"Seems to me Mr Rogers must be weakenin' in his head."

"Oh no, he's not!" 'Bias assured her with a chuckle. "But he's pretty frail in the body. At his time o' life and with his infirmity a man may be excused, surely?"

"I reckon," said Mrs Bosenna, "there's few would have wept if Mr Rogers had superannuated himself years ago. Now if you'd told me he was turned out—"

"You're hard on Rogers!" he protested, tasting the joke of it.

"Well, I don't think he took on these jobs for his health, as they say;
and so it comes hard to believe as he goes out o' them for that reason.
But there! he may be an honester man than I take him for. . . .
Well, and so you're becomin' a public man too! I congratulate you."

"I wouldn' call myself that," said 'Bias modestly. "But one or two have suggested that a fellow like me, with plenty of time on his hands, might look after a few small things and the way public money's spent on 'em." He might have claimed that at any rate he knew more of harbour affairs than Cai could possibly know of education: but he did not. To their honour, neither he nor Cai—though they ruffled when face to face before folks—ever spoke an ill word behind the other's back. "There's the dredgin', for one thing; and, for another, the way they're allowed to lade down foreign-goin' ships is a scandal."

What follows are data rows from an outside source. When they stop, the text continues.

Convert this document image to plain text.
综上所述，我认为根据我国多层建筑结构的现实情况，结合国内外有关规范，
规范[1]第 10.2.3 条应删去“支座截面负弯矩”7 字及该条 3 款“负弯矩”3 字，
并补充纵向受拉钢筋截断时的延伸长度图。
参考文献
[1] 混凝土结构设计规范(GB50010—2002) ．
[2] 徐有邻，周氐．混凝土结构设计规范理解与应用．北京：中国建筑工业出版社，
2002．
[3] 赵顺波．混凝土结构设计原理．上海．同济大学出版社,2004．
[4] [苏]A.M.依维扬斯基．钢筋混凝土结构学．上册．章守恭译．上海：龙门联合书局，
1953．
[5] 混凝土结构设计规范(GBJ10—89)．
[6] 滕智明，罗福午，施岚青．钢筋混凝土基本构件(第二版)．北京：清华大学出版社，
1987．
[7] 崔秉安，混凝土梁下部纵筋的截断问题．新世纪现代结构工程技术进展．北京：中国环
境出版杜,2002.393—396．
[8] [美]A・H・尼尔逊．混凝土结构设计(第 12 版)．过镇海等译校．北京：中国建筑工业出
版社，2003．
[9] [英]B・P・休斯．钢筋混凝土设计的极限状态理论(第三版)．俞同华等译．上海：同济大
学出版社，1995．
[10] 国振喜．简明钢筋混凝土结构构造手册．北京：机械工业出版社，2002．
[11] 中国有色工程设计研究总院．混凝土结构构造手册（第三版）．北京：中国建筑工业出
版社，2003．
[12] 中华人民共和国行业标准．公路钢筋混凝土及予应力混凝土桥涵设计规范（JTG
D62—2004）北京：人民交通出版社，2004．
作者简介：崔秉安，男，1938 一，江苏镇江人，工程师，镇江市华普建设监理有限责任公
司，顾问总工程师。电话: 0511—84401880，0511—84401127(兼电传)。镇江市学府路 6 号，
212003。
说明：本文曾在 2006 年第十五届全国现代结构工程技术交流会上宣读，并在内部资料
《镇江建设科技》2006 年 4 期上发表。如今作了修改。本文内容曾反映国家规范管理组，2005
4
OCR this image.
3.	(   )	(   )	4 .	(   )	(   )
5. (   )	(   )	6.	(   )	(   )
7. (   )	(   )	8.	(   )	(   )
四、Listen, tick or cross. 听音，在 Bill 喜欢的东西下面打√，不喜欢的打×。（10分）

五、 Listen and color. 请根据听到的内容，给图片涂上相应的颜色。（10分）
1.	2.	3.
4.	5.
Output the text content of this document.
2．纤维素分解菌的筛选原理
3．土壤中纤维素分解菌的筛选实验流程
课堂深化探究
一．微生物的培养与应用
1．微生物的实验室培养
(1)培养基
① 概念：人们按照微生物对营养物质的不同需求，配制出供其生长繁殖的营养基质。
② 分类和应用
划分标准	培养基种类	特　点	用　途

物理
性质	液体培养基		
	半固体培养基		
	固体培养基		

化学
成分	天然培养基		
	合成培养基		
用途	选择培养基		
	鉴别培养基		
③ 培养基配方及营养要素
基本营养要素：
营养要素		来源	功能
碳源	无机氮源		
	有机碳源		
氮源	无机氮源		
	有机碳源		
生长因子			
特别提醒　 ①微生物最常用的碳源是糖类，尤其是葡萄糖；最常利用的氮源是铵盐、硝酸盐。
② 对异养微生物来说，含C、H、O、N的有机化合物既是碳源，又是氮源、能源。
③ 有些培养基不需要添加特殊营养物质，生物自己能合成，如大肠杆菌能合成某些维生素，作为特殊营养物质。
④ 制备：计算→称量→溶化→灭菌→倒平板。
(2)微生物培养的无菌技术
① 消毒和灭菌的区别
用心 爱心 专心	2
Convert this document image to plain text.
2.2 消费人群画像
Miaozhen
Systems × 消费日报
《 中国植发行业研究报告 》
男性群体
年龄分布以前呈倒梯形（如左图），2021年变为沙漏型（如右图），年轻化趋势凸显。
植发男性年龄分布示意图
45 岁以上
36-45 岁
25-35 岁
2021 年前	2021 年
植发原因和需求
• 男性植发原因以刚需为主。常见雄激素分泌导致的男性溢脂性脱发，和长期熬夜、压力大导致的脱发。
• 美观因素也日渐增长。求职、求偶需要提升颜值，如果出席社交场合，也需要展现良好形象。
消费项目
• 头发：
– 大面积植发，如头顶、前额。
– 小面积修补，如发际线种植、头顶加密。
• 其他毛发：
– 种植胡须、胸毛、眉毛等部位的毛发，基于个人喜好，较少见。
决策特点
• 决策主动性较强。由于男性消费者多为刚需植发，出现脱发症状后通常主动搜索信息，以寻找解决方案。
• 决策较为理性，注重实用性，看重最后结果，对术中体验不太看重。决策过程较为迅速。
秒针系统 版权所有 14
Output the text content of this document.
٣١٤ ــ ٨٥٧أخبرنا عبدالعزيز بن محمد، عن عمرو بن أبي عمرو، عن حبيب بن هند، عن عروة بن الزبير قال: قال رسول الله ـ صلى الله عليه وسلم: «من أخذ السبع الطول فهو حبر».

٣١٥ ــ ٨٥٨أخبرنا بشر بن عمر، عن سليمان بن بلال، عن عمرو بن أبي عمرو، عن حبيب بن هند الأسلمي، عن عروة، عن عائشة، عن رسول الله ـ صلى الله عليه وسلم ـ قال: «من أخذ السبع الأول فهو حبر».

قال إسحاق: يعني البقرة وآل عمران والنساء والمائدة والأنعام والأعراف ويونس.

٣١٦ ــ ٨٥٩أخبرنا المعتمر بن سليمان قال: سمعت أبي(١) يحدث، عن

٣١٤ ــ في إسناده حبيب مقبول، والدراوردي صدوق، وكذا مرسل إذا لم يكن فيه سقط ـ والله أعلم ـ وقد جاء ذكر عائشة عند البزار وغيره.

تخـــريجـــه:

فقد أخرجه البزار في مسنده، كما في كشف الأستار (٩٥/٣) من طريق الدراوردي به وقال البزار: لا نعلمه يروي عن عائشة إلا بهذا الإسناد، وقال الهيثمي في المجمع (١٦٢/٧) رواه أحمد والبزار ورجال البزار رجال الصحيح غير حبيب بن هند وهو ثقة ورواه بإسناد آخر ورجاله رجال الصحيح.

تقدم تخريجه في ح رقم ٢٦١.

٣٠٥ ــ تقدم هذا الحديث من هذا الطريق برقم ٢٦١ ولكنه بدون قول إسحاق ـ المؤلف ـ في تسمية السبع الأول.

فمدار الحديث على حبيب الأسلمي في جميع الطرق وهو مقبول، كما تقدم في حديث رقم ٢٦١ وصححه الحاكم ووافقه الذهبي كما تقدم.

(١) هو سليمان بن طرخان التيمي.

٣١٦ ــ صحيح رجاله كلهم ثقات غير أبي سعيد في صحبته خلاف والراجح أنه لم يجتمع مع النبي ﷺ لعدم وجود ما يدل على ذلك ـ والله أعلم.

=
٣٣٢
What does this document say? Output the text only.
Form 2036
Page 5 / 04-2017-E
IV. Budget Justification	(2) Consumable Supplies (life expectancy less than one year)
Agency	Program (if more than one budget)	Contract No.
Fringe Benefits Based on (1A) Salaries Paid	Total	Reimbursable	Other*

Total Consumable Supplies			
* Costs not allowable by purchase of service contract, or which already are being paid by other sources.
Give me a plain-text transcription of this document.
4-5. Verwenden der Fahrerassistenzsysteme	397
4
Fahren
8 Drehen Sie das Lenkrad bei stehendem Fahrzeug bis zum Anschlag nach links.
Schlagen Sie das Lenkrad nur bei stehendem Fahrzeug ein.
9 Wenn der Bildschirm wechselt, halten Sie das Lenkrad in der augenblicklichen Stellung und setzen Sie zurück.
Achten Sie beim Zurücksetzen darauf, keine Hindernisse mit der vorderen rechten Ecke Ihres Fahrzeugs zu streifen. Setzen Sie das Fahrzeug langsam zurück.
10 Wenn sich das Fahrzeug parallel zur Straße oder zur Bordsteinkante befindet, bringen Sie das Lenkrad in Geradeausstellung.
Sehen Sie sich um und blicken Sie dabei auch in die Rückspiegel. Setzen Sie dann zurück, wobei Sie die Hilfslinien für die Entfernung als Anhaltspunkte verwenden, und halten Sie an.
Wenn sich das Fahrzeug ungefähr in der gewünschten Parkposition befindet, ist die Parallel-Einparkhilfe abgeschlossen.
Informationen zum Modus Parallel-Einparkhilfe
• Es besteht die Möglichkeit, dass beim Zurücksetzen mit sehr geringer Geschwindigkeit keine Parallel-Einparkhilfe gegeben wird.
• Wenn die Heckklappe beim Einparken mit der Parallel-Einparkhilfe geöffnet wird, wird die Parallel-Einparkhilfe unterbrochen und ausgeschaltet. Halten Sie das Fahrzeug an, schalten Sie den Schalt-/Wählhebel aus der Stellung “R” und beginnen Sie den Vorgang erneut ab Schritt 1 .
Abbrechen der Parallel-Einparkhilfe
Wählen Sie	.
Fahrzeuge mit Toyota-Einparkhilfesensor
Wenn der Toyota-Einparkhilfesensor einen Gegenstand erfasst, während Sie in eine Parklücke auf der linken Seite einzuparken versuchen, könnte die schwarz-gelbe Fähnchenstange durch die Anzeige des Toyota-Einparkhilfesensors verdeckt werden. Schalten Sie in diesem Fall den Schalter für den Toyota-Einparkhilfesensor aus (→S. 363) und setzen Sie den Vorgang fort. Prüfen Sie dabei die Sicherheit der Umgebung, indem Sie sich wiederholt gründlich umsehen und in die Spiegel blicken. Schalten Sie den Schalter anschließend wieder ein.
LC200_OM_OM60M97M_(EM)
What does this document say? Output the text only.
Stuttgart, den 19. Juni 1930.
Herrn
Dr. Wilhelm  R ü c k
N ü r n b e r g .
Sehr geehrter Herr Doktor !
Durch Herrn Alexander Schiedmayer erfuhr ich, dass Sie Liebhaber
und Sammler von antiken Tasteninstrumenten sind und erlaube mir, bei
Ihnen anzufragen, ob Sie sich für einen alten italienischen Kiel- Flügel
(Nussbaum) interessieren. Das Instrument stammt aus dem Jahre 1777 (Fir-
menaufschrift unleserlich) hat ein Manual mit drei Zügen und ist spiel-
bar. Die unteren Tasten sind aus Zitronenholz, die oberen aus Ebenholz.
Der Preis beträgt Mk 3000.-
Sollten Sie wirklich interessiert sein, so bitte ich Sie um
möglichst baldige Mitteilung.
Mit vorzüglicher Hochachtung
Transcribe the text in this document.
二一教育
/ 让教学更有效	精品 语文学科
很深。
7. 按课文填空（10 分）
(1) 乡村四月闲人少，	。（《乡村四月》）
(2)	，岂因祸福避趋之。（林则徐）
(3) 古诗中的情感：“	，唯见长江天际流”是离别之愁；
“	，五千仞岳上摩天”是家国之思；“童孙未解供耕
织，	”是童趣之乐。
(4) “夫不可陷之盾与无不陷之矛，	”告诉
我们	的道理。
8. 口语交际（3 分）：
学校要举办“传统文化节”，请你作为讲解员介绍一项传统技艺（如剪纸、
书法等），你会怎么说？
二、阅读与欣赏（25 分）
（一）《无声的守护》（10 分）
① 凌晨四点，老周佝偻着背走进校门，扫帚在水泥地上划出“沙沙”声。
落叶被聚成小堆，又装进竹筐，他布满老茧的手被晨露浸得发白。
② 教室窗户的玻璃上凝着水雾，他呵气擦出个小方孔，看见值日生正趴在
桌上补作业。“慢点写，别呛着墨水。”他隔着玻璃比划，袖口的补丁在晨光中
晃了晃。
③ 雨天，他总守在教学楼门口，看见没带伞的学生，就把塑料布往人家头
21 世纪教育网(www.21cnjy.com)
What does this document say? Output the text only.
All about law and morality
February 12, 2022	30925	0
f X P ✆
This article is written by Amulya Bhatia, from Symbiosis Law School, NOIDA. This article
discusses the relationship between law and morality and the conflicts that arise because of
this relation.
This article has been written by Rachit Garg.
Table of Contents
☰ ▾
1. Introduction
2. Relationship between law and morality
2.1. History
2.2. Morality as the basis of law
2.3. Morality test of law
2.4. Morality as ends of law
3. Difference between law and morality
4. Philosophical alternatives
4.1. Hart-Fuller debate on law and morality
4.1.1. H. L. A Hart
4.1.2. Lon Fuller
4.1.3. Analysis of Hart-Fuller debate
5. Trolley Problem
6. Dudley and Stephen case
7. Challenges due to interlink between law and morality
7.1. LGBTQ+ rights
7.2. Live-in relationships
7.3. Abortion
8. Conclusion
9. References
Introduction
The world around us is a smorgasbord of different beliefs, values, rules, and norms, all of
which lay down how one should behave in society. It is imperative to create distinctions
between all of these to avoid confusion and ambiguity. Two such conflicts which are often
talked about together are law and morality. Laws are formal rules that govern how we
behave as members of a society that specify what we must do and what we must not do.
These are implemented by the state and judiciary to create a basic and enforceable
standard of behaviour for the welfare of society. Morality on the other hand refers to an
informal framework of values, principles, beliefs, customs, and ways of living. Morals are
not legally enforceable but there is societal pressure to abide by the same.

"Is it the Harbour's business to stop that?"

"It ought to be somebody's business."

"You'll get nicely thanked," she promised, "if you interfere—and as a ship-owners' representative too!"

"There's another matter," confessed 'Bias. "They've asked me to put up for the Parish Council next month. There's a notion that, with this here Diamond Jubilee comin' on, the town ought to rise to the occasion."